Ao longo de cerca de uma hora e meia os olhos de cada espectador que os ouvia viajava pelas paredes que se pintavam de sombras. Ouviam-se choros emotivos, experiências transversais que mesmo diferentes não deixavam nenhuma daquelas pessoas ali sentadas indiferente.

Quase ao centro do palco estava Raül no piano e rodeado de outros instrumentos peculiares e analógicos. De seguida entra Lina, de roupa com tons escuros. Nas harmonias e na voz que conduzia um repertório incalculável, ouviu-se Amália. Ouviu-se Lina. Ouviu-se o fado que, naquele dia, não se fazia acompanhar da guitarra portuguesa. Ainda assim "prendia", mesmo que não se ouvissem as cordas ou o dedilhar. A este feito se abraçava Raül, artista e um dos produtores europeus mais inovadores da última década.

Sempre interessado na música popular, deu uma nova perspetiva ao flamenco, produzindo e tocando com artistas como Rocío Márquez, Niño de Elche ou Kiko Veneno e fez álbuns duo com Rosalía e Sílvia Pérez Cruz. Em 2020, Raül Refree produziu vários outros álbuns, incluindo um álbum Lee Ranaldo, do Sonic Youth (Names of North End Woman).

Sem adornos, sem amplificação, "o mais orgânico possível." Foi assim que Lina e Raül se cruzaram. Numa casa de fados. Na primeira em que o artista entrou, fez-se história. Lina_Raül Refree surgiu ainda antes de ganhar forma. Os artistas tiveram a sua estreia ao vivo em Julho 2019 nos Festivais La Mar de Músicas e Sinsal e vão caminhando juntos até então.

Com uma digressão que se prolonga até 2022, fazem-se ouvir naquele lugar onde culturas se cruzam e dão forma a um fado que é tanto português como do mundo. O Gerador questionou e o produtor levou-nos a viajar consigo ao longo das memórias dos últimos dois anos e a esse lugar onde está o fado.

Raül Refree // fotografia de Alex Rademakers

Gerador (G.) - Como é que nasce este processo criativo com a Linaartista portuguesa, e com o Fado, enquanto relação cultural? Sabemos que o disco foi criado em 2020, mas sentiste que no último ano ele tornou-se ainda mais presente na vida de quem vos ouve?

Raül Refree (R.R.) - Bem, como sabes, a história do projeto nasce a partir da Carmo Cruz que veio ter comigo depois de ouvir os discos que eu tinha feito, voltados para o flamenco e a música tradicional espanhola. E ela pensou que era uma boa ideia para mim fazer um disco de fado. No início, eu imaginei de imediato que seria um conceito interior e mais pessoal, que levaria à composição deste disco e que estaria também relacionado com a leitura pessoal de Lina.

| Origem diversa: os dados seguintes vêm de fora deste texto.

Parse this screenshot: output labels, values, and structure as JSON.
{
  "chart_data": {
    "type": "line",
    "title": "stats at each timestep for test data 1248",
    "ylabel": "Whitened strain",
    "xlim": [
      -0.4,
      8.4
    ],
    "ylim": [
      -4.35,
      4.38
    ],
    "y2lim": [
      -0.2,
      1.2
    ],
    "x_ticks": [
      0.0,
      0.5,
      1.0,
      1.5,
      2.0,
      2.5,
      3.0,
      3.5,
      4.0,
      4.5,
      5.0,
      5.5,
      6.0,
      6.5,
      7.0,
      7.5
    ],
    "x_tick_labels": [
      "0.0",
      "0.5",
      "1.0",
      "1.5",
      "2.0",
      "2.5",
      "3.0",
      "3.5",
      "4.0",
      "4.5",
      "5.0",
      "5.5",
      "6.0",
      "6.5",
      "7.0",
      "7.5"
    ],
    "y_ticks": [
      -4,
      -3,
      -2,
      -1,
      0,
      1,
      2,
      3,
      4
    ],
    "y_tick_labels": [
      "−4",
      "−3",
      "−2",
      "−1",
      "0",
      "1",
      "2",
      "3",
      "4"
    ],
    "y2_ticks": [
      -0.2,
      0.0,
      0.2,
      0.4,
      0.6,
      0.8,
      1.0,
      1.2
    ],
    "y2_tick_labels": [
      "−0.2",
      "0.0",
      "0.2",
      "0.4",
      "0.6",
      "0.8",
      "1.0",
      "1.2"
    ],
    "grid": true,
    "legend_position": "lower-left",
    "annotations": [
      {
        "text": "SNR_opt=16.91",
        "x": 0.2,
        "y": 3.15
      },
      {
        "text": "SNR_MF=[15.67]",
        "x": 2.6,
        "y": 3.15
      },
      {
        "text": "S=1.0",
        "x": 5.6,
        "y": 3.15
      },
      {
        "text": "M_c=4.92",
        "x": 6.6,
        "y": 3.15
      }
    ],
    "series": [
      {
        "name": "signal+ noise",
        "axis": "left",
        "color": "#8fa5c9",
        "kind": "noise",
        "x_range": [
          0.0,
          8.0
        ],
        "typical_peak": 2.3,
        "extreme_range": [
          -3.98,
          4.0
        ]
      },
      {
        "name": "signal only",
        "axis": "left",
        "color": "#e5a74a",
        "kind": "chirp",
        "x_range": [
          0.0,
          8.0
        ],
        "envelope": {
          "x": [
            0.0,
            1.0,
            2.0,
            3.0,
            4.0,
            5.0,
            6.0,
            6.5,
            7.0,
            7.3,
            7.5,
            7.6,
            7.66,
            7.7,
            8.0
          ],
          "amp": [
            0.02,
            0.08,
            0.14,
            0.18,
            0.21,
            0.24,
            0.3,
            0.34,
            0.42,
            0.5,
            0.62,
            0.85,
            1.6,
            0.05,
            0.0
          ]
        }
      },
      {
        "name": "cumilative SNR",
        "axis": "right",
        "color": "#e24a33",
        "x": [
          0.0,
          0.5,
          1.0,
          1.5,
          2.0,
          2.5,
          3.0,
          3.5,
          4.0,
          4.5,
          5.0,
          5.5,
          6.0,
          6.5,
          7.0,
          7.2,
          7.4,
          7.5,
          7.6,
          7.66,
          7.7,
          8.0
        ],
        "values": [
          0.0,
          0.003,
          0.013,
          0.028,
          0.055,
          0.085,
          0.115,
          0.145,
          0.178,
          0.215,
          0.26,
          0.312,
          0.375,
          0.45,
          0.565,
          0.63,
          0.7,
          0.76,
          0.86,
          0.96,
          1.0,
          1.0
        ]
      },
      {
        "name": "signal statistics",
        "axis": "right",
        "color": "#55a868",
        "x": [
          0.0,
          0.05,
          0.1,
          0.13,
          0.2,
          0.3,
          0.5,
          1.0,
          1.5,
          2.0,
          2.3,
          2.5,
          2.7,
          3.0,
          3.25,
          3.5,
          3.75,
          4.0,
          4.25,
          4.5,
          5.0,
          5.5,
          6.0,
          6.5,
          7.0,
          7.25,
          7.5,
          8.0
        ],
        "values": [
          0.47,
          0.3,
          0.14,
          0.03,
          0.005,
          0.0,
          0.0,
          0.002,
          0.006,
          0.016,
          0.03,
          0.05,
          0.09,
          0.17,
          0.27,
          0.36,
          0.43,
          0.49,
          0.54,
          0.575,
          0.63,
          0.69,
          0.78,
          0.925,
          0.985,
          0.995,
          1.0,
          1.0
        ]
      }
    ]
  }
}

Sendo a Lina também uma grande conhecedora do fado, achei que era uma boa maneira de o abordar, de fazer esta releitura, a partir da falta de conhecimento que eu tinha naquele momento do registo musical, ou seja, do fado.

Portanto, a forma como tocávamos, cantávamos, e como este álbum foi escrito começa com a Lina a cantar-me velhos fados de Amália e eu tocava-os. Tocava primeiro o que sentia, de acordo com a emoção e com o que íamos sentindo e não tanto de acordo com as regras baseadas no conhecimento ou algo aprendido e técnico. E foi assim que este álbum foi criado. É claro que já passaram dois anos. Uma vez gravado o álbum aprendi, obviamente, muito durante este tempo. Ao nível do Fado, sei muito mais e também é verdade que conheço muito melhor o disco, depois de o ter tocado nos diferentes teatros de toda a Europa.

O disco e a forma como o abordo tem dado muitas voltas e reviravoltas até chegar aqui, ao agora. Penso que a atuação ao vivo, como podes ver, continua a refletir a mesma atitude que eu tinha quando estava a gravar, mas agora, claro, sabendo tudo de uma forma muito mais exata e dando-lhe vida em novos territórios.

G.- Existe também uma particularidade muito interessante voltada para os diferentes registos e nomes que surgem no disco. Mais do que se ouvir fado de Amália, há também referências como é o caso de António Variações. Era também esta diversidade que procuravam tendo a Amália como um ícone?

R.R. - Bem, o tema de António Variações tem várias leituras. Uma é uma grande massa, que é o fim do álbum. Por outras palavras, pensamos que Amália foi uma grande experimentadora dentro do fado, apesar de muitas vezes os puristas - e isto acontece em todos os estilos de música -, quererem pensar que Amália é intocável.

Eu acredito que Amália teria gostado se pudessem ter experimentado a sua música. E a canção de António fala precisamente do facto de todos os portugueses terem Amália dentro de si, mas ao mesmo tempo, ele é um grande outsider. É como uma pequena homenagem a todas as pessoas que têm visões diferentes da música e das coisas, isto é, que não pensam como a maioria.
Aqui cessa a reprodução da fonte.